You can start with a basic shape like the simple oversized polka dots on Liv’s first birthday cake, or go a little bigger and cover a stacked wedding cake. Whichever you decide as your jumping off point, give it a go. You won’t regret it!
Last Friday I shared with you the Up, Up & Away! themed baby shower that we threw for our friend, Trish. When brainstorming desserts, I was pretty set on doing something simple like cupcakes or cookies, but my co-host suggested something bigger – maybe a cake like this one ;). I ended up having the day before the shower free and so I gave it a go.
While baking the cake I snapped a few photos of the process for making fondant decorations (or at least the semi-homespun steps that I’ve adopted) to share with you all.
First things first, fondant. You can buy small packages at stores like Michaels at a more expensive price, but I recommend investing instead in a large bucket of a fondant such as this one and slowly chipping away at it over the years. I still have – no joke – fondant left over from our own wedding cake 6.5 years ago… and when kept in an air tight bucket it’s as fresh and easy to work with today as it was back then. Needless to say a lot of people don’t actually eat the fondant decorations (but you’re welcome to if you’d like). Don’t need to color your fondant? Here’s a super brand to work with for first-timers if you’re going for white white.
Back to my story…
First up is separating out your chunks of fondant into manageable sized portions. Add 5-10 drops of food coloring to each fist-sized piece (more for a saturated color, less for a lighter color) and kneed, kneed, kneed.
Very fun to play with – this is what reminds me so much of playdough!
By the time you’ve finished up your range of colors you might be dyed like an Easter egg…
But that will fade over time…
And you’ll be left with some beautiful fondant to play with.
I use corn starch rather than flour if I’m noticing any sticking tendencies with my newly formed fondant playdough balls. Corn starch is your friend, don’t be shy.
A rolling pin is the easiest way to roll out fondant to about 1/8″ thick. Cover that rolling pin in corn starch, too.
To make hot air balloons, I cut out hot air balloon shapes in two different colors (you can freestyle any shape or use cookie cutters to make it easy peasy).
Then I cut one of my balloons into strips and used the strips to create a colorful outline on the second balloon shape.
A little bit of water on your finger will help adhere the two pieces of fondant together.

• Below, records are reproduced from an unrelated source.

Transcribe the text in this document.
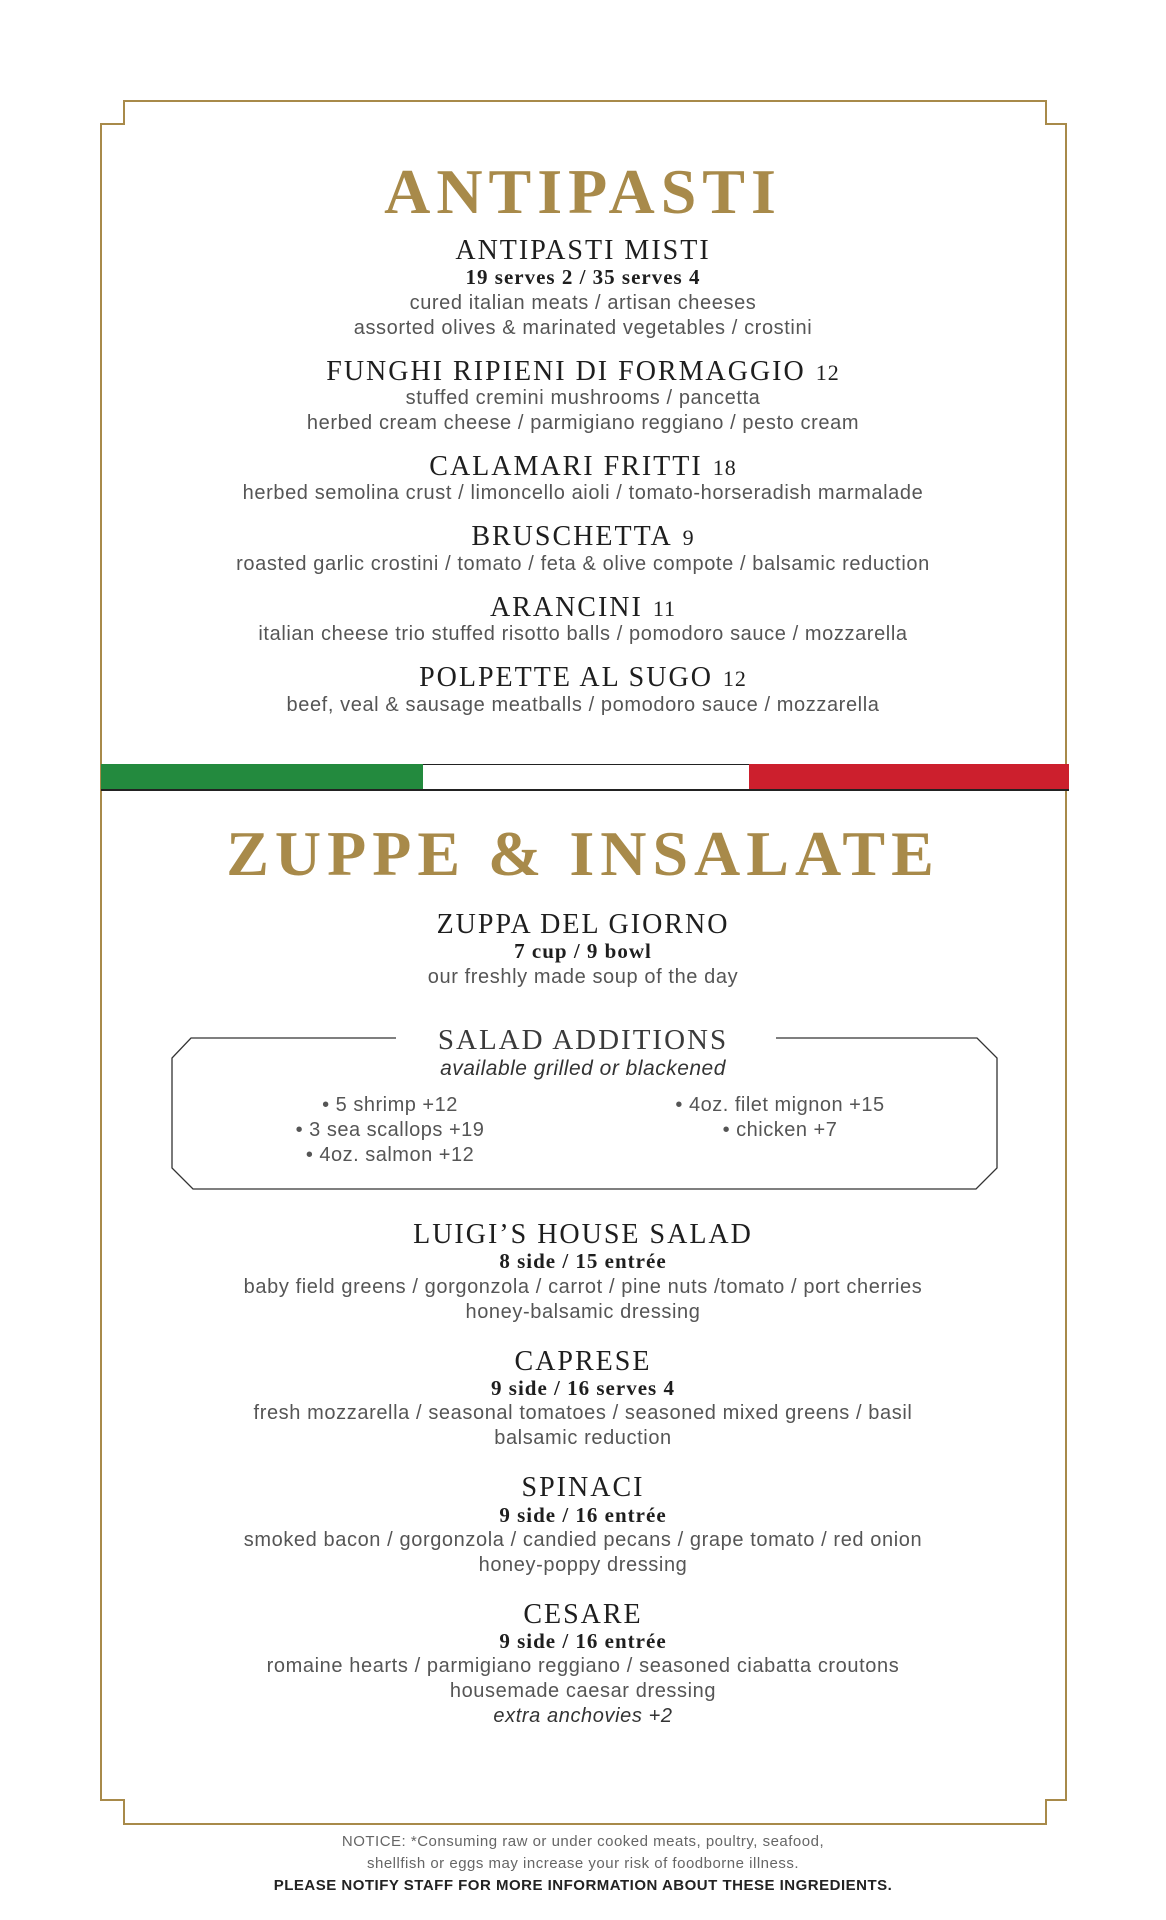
ANTIPASTI
ANTIPASTI MISTI
19 serves 2 / 35 serves 4
cured italian meats / artisan cheeses
assorted olives & marinated vegetables / crostini
FUNGHI RIPIENI DI FORMAGGIO 12
stuffed cremini mushrooms / pancetta
herbed cream cheese / parmigiano reggiano / pesto cream
CALAMARI FRITTI 18
herbed semolina crust / limoncello aioli / tomato-horseradish marmalade
BRUSCHETTA 9
roasted garlic crostini / tomato / feta & olive compote / balsamic reduction
ARANCINI 11
italian cheese trio stuffed risotto balls / pomodoro sauce / mozzarella
POLPETTE AL SUGO 12
beef, veal & sausage meatballs / pomodoro sauce / mozzarella
ZUPPE & INSALATE
ZUPPA DEL GIORNO
7 cup / 9 bowl
our freshly made soup of the day
SALAD ADDITIONS
available grilled or blackened
• 5 shrimp +12
• 3 sea scallops +19
• 4oz. salmon +12
• 4oz. filet mignon +15
• chicken +7
LUIGI’S HOUSE SALAD
8 side / 15 entrée
baby field greens / gorgonzola / carrot / pine nuts /tomato / port cherries
honey-balsamic dressing
CAPRESE
9 side / 16 serves 4
fresh mozzarella / seasonal tomatoes / seasoned mixed greens / basil
balsamic reduction
SPINACI
9 side / 16 entrée
smoked bacon / gorgonzola / candied pecans / grape tomato / red onion
honey-poppy dressing
CESARE
9 side / 16 entrée
romaine hearts / parmigiano reggiano / seasoned ciabatta croutons
housemade caesar dressing
extra anchovies +2
NOTICE: *Consuming raw or under cooked meats, poultry, seafood,
shellfish or eggs may increase your risk of foodborne illness.
PLEASE NOTIFY STAFF FOR MORE INFORMATION ABOUT THESE INGREDIENTS.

As far as cutting is concerned, there are a couple of easy ways to play with fondant. Over the years I’ve invested in more cake decorating supplies that make this even easier (like a little wooden scalpel for slicing through cleanly) but I was without my decorating box when assembling these at my mom’s so now is a good time to mention alternatives.
First up is a sharp knife:
But even better? a pizza slicer.
That was a genius of a shortcut find! Makes the process so very quick and easy.
Once you get the hang of the project, hot air balloons can be made in all sizes and colors. I liked the look of some as dual colors, others as solids (but still with the outlines cut out).
I can’t underestimate the importance of corn starch, you literally want to be rolling in it:
Since fondant can go sticky fast.
A nice way to seal the edges of two pieces of fondant together is to go over the edges with the pizza slicer again. This will pinch together the outline of the shape without making finger dents (which will happen if you attempt the same step with your hands).
Create and duplicate!
We’re not going for perfection here, but if you are make a ton. You can pass on your least favorite when decorating your actual cake.
I stored my fondant pieces over night in tupperware (in one layer – no stacking). You can use the pieces right away as well, but I recommend adding them to the final cake the day of. To adhere them to the cake, press them into the wet frosting or lightly dampen the backside of with water and smooth on (especially useful for adding fondant to a fondant covered cake). I made the mistake of not brushing off all of my corn starch before applying (thinking I could easily go back and clean up my balloons by brushing off the starch post application) and ended up with a powdered cake. Oops! Make sure those puppies are clean before adding.
And again, corn starch is your friend. Invest in a big can, especially if you have helpful kids.
I hope I’ve convinced you! Remember, fondant = playdough, you have to give it a try.